Ambassador Salleo's career in Italy's foreign service stretches back to the 1960s, and he has also been a professor at universities in Florence and Rome. From 1989 to 1993 he was Italy's ambassador to the USSR, and his speech focused on the difficulties and opportunities posed by the collapse of the Soviet Union. He stressed the need to create an international system of mutual security which would include Russia and the other former Soviet republics, and asserted, in particular, the need to conduct the expansion of NATO into eastern Europe in such a way so as not to aggravate the "complexes of exclusion and encirclement that still haunt the Russians."
The seeds of a new system of global stability, according to the ambassador, can be found in the "sophisticated political culture" and "web of strategic links and organic security institutions" that the countries of the transatlantic alliance constructed during their long confrontation with the Soviet Union. This network, in his view, must be extended to integrate Russia, so that it will play a constructive and stabilizing role in the next century.
This process, Ambassador Salleo warned, will be both long and dangerous, and will make it necessary for the United States and the countries of western Europe to overcome the pessimism, shortsightedness and parochialism that obstruct the formation of effective long-term foreign policies.
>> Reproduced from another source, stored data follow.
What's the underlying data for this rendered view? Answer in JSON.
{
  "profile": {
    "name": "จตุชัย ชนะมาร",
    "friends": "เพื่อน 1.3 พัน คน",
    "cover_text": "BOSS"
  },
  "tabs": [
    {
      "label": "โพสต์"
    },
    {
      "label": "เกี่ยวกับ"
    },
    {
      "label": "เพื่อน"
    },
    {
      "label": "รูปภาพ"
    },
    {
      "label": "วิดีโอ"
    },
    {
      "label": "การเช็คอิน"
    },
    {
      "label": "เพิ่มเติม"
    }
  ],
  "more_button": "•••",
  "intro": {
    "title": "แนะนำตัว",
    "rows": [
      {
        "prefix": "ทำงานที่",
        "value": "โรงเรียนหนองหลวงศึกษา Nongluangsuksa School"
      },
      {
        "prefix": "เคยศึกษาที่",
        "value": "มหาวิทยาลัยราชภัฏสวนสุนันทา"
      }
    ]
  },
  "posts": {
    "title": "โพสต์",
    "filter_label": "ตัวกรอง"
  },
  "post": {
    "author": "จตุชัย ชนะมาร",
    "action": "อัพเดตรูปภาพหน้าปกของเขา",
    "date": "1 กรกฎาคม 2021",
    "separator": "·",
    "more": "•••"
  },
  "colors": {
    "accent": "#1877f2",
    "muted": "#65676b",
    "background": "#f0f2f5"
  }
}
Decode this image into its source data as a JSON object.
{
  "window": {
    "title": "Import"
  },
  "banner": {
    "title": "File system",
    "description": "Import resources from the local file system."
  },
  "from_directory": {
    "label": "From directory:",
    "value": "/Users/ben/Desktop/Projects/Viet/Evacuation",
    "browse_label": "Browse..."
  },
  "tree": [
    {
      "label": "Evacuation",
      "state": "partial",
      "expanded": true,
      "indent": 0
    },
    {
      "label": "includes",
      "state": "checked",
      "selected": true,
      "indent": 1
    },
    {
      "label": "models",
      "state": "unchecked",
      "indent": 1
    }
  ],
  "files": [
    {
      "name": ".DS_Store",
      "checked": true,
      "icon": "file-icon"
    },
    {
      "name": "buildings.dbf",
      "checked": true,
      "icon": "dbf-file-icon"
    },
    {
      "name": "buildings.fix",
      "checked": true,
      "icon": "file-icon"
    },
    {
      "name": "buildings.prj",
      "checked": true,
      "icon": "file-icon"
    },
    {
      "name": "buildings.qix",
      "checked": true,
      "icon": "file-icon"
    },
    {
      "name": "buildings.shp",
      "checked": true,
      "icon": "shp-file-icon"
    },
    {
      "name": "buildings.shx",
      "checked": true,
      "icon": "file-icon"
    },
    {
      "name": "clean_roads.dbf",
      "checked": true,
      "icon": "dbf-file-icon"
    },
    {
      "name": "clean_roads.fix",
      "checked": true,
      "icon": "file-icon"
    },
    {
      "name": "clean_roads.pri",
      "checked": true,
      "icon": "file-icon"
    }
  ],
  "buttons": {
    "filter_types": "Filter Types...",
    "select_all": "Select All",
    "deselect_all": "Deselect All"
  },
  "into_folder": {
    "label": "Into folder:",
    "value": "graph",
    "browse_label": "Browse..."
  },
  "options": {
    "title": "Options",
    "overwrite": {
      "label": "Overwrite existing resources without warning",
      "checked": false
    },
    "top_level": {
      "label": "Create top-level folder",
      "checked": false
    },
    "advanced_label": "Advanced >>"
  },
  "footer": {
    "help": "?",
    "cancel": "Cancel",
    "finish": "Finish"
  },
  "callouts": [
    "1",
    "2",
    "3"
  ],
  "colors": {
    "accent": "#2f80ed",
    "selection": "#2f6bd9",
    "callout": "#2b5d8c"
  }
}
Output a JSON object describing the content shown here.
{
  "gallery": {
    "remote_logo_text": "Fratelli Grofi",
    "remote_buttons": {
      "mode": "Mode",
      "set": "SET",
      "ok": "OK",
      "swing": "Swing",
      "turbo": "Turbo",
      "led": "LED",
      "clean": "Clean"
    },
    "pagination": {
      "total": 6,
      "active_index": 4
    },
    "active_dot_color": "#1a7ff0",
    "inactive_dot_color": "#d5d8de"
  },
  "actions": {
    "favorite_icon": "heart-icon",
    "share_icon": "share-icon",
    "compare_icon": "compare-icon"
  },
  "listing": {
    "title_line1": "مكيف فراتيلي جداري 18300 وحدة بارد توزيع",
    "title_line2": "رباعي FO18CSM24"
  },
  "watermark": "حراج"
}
He called for an expanded notion of the shared values of western culture which would include, as a key component, multilateral and consultative search for compromise in the management of international relations. "Compromise among interests," he concluded, "is not compromise between principle and unprinciple but patient search for stability and evolution. Neither shall we see a disorderly world as calling by itself alternatively for interventionism or disengagement, but as a case for decisive collective advancement of our humanistic civilization and for the acquisition of larger areas of the world to the values we share."